Turkish intelligence eliminated Özgür Şoreş, the Türkiye officer of terrorist group PKK/KCK-YPS, codenamed Özgür Alparslan, with an operation in northern Iraq, security sources said Saturday.
Şoreş, responsible for the terrorist group's activities in Türkiye since 2019, was also the founder of Children of Fire initiative responsible for numerous forest fires and sabotages in Türkiye, and had personally given the order for the forest fires that started in Antalya's Manavgat on July 28, 2021 and caused the destruction of over 150,000 hectares of forest fields across Muğla, Mersin and Hatay.
National Intelligence Agency (MIT) had been following Şoreş in Iraq where he received an order from Murat Karayılan, the PKK's de-facto leader, and was in search of a new terror attack in Türkiye. MIT killed him alongside a group of terrorists he was trying to get into Türkiye for the attack.
Operating as the Türkiye officer of PKK/KCK-YPS, Şoreş joined the rural staff of the organization in 2008, after serving as the youth spokesperson for the PKK/KCK terrorist organization in Istanbul between 2006 and 2008. He moved to Iraq in 2008.
As of 2015, he was responsible for the transfer of weapons, ammunition and bomb assemblies to the members of the organization via Syria and also organized the YPS actions in the metropolises.
After 2019, he became the PKK/KCK-YPS Türkiye Officer. He personally followed the forest fires in Mersin and Hatay in 2021. As of 2022, he passed through the Iraq's Gare region and led the Children of Fire initiative from there.
Şoreş was in the green category on the wanted list for terrorism.
The Children of Fire initiative founded by Şoreş has been responsible for sabotages and forest fires in Türkiye for almost four decades, taking their directives from the PKK terrorist group.
The group has turned to "environmental terrorism" much more frequently in recent years after focusing on such acts of attacks and sabotages in 1990s and 2000s from time to time, according to a report by Foundation for Political, Economic and Social Research (SETA).
The report, analyzing acts of "environmental terrorism" and PKK's forest fire sabotages, details how the terrorist organization has turned to forest fires to hurt Türkiye's economy as it actively tried to scare away tourists while also trying to shift the blame onto the Turkish government. The forest fires started by PKK have been largely ignored by the international media, notes the report.
The PKK – listed as a terrorist organization by Türkiye, the United States, the United Kingdom and the European Union – is responsible for over 40,000 civilian and security personnel deaths in Türkiye during an almost four-decadelong campaign of terror and Türkiye has been conducting military operations in northern Iraq since 2019, with both ground and air forces, to battle the organization.

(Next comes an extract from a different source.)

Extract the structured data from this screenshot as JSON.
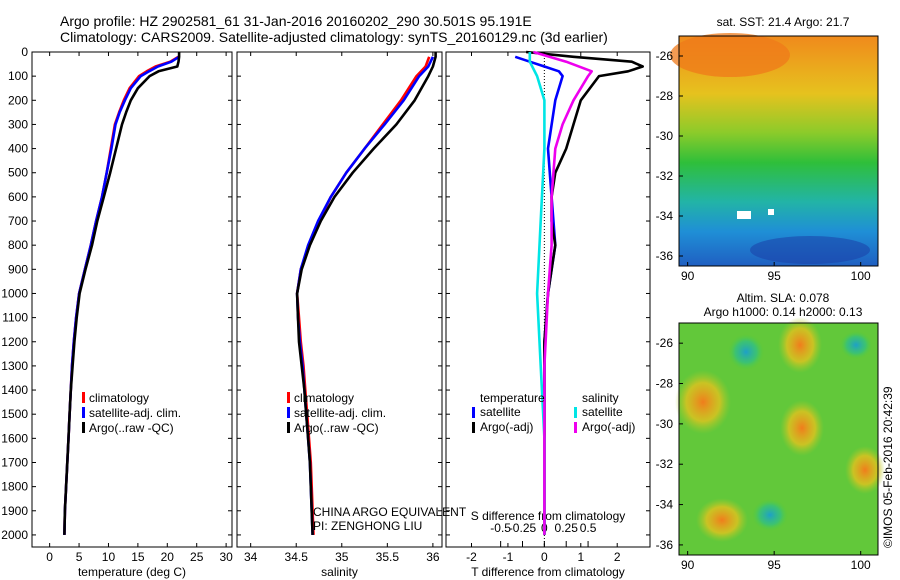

In the last few years, the operations intensifying in northern Iraq have demolished terrorist lairs in Metina, Avashin-Basyan, Zap and Gara. After eradicating the group's influence in these regions, Türkiye also aims to clear Qandil, Sinjar and Makhmour.
Its military involvement in northern Iraq dates back over two decades, separately from its operations against the PKK, included also the war against the Daesh terrorist group, which controlled much of the area, in 2014 and 2015, when Ankara was an ally in the U.S.-led anti-Daesh campaign.